In our home, we’re using Lance as an example to reinforce what we’ve always told our children: the best approach after making a mistake is telling the truth about it as soon as possible. When you’re wrong, promptly admit it. Lance didn’t promptly admit anything and now he’s paying what I’m sure is a painful price for that. Don’t they always say it’s not the mistake but the cover up that does people in?
Lance Armstrong cheated, and then lied and sued and libeled to cover up his cheating. He wasn’t the only cheater; the fact is that many cyclists were doping, not just him and not just the American team, but a whole host of them from around the world. He alone did not ruin the sport of cycling, but he could have done something to save it.

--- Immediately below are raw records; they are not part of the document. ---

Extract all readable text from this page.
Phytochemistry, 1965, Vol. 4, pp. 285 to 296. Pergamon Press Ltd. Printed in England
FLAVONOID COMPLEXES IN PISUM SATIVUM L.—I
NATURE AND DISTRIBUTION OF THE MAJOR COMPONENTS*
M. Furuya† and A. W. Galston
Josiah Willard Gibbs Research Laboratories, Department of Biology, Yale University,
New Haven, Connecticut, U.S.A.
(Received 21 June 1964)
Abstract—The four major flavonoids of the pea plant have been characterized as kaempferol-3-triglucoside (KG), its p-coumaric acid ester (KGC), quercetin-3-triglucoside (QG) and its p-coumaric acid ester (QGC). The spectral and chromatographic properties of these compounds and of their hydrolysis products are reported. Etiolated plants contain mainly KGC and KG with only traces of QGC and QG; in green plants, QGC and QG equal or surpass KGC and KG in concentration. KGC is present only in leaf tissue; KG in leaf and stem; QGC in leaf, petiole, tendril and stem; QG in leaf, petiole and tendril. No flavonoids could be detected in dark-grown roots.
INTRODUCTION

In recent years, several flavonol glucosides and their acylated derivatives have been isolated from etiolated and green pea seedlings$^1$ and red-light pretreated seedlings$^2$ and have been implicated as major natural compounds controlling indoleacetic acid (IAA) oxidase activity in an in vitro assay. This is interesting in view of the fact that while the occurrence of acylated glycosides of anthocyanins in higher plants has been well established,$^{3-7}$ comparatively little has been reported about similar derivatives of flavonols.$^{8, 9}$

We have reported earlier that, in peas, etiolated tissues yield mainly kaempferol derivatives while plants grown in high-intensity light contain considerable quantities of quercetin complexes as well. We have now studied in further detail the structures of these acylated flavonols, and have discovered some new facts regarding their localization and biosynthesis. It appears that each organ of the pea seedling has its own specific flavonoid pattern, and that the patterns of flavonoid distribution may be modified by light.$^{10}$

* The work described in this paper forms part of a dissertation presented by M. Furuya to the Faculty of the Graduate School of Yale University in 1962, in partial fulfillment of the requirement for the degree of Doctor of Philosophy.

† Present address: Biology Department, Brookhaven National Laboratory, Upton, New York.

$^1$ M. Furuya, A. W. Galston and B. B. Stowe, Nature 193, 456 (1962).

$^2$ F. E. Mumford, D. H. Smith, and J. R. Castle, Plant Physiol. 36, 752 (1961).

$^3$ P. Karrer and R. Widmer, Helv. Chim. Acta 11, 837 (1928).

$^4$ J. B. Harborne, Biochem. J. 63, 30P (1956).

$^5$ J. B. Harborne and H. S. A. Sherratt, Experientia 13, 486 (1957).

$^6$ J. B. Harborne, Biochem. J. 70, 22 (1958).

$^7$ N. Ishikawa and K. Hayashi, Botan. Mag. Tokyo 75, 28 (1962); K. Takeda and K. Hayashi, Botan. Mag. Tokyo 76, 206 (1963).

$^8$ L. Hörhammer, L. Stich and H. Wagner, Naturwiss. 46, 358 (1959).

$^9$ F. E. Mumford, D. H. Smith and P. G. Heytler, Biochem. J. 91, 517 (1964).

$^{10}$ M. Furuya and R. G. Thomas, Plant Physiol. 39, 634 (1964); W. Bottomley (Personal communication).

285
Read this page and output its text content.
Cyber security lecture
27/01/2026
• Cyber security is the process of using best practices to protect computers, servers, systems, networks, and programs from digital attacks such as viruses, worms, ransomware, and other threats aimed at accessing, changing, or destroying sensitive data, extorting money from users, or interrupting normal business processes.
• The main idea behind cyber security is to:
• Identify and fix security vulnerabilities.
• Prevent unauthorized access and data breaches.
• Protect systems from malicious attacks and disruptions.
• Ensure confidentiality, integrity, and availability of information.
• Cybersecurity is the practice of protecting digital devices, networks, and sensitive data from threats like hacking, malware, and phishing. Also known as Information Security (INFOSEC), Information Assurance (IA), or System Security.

He stood by and watched, and some say even supported and possibly led, the practice of doping. He could have stepped into his greatness by saying something. He could have said, “This is what is going on in a sport that I love, I’m sorry to say I’ve been part of it, we need to change it, and I’m going to lead the way.” Leaders step up. He didn’t. Instead, he was willing to ruin reputations to keep up his charade.
When you’re wrong, promptly admit it. There’s no better way to handle yourself, and it saves you from a whole lot of heartache. Coming clean takes heart, and guts, and leadership, and says a lot about who you are as a person. Just ask Lance:
“… losing can be valuable. How you behave in those moments can perhaps be more self-defining than winning could ever be. Sometimes losing shows you for who you really are.” Lance Armstrong, Every Second Counts
If only he had listened to himself. If only he had lived just a little bit stronger.